O Globo, O Pais, p.3
07 de Fev de 2005

Projeto do São Francisco divide os nordestinos
Estados não se entendem sobre maior projeto do governo Lula, orçado em R$ 4,5 bi
Chico Otavio
A luta pela água ameaça dividir a população de oito estados brasileiros. Seus representantes não se entendem desde que o governo federal anunciou como prioridade o projeto de transposição das águas do Rio São Francisco. De um lado, Minas Gerais, Bahia, Sergipe e Alagoas combatem a obra. Do outro, Rio Grande do Norte, Ceará, Paraíba e Pernambuco lutam para que um dos mais antigos projetos do país, pensado desde os tempos do Imperador Pedro II, finalmente saia do papel.
Anunciada como prioridade do governo Lula, a transposição vai levar água para os pontos mais inóspitos do semi-árido nordestino. As obras, estimadas em R$ 4,5 bilhões, não mudarão o leito do rio, como chegou-se a pensar. O projeto prevê a integração da Bacia do São Francisco às bacias do Nordeste Setentrional com a construção de dois canais - um a leste, que levará água para Pernambuco e Paraíba; outro na direção norte, para o Ceará e o Rio Grande do Norte.
A divisão entre os estados ficou clara quando o Instituto Brasileiro de Meio Ambiente e de Recursos Naturais Renováveis (Ibama) programou oito audiências públicas antes de licenciar o projeto. Só conseguiu cumprir a agenda nos quatro estados que serão beneficiados pela obras. Em Salvador, Belo Horizonte, Aracaju e Maceió, o encontro foi boicotado por ONGs, índios e até membros do Ministério Público.
O coordenador-geral do projeto, Pedro Brito, afirma que a obra vai sair mesmo sem todas as audiências públicas. Ele explica que, por lei, o Ibama só teria a obrigação de fazer uma audiência, mas resolveu percorrer os oito estados diretamente envolvidos para democratizar o debate.
- O boicote foi uma atitude antidemocrática e inconcebível. Quem perde é a sociedade, porque, do ponto de vista do projeto, isso não atrapalha - garante.

Obras devem começar até abril
A certeza do governo de iniciar a obra este ano é tanta que foram reservados R$ 635 milhões do Orçamento para as primeiras licitações. O Ibama deve conceder a licença prévia até março, abrindo caminho para o lançamento de editais para 14 lotes nos canais.

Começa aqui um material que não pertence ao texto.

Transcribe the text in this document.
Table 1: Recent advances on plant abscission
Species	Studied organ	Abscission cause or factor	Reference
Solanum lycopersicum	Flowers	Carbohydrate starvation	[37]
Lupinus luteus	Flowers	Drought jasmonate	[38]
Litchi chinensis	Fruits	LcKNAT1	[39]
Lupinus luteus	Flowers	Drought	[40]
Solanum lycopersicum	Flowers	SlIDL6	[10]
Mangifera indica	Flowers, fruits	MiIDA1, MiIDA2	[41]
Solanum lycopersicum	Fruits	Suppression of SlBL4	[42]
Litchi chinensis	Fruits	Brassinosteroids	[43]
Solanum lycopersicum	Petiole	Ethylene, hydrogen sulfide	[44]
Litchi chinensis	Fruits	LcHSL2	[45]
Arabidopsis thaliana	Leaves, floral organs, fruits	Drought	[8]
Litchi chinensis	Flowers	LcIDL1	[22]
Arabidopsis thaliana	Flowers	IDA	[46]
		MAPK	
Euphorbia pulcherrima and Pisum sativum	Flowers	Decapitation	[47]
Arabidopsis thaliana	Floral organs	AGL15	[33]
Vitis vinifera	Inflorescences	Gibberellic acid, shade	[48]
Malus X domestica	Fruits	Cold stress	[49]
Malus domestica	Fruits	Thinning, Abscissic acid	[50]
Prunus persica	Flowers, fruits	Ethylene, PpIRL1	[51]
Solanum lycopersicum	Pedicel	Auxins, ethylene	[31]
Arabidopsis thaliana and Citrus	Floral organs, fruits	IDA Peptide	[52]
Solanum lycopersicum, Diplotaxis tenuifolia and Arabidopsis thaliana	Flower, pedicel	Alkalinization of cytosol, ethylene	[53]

- O processo de discussão está encerrado. As obras vão começar até o fim de abril - disse.
Os opositores prometem novas investidas. O engenheiro João Abner Guimarães, ex-diretor da agência de águas do Rio Grande do Norte, diz que a obra é desnecessária, pois o Nordeste Setentrional tem disponibilidade de água, bastando investimentos em adutoras para fazê-la chegar aos locais mais necessitados.
- Nosso movimento radicalizou porque o governo já anuncia que fará a licitação. Com isso, quer atrair as empreiteiras para o processo. Quer jogá-las contra o movimento popular - diz.
Um dos pontos mais polêmicos do projeto é a quantidade de água que será transferida. O governo pretende desviar 26 metros cúbicos por segundo (1,4% da vazão do São Francisco) para abastecer açudes e perenizar rios em áreas habitadas por cerca de 14 milhões de pessoas. Para os críticos do projeto, essa quantidade representa a última reserva de água do Velho Chico, o que inviabilizaria para sempre qualquer outro projeto relacionado à captação de água do rio.
- Até agora, não vi contra a obra um único argumento técnico sustentável. Todos são de natureza política ou tentativas de reservar a água do São Francisco para projetos futuros. Nessa disputa, fica claro quem é governo e quem é oposição - diz Brito.
Ele diz que todas as liminares concedidas contra a obra já foram derrubadas. Se o cronograma for cumprido, as obras serão entregues até junho de 2007.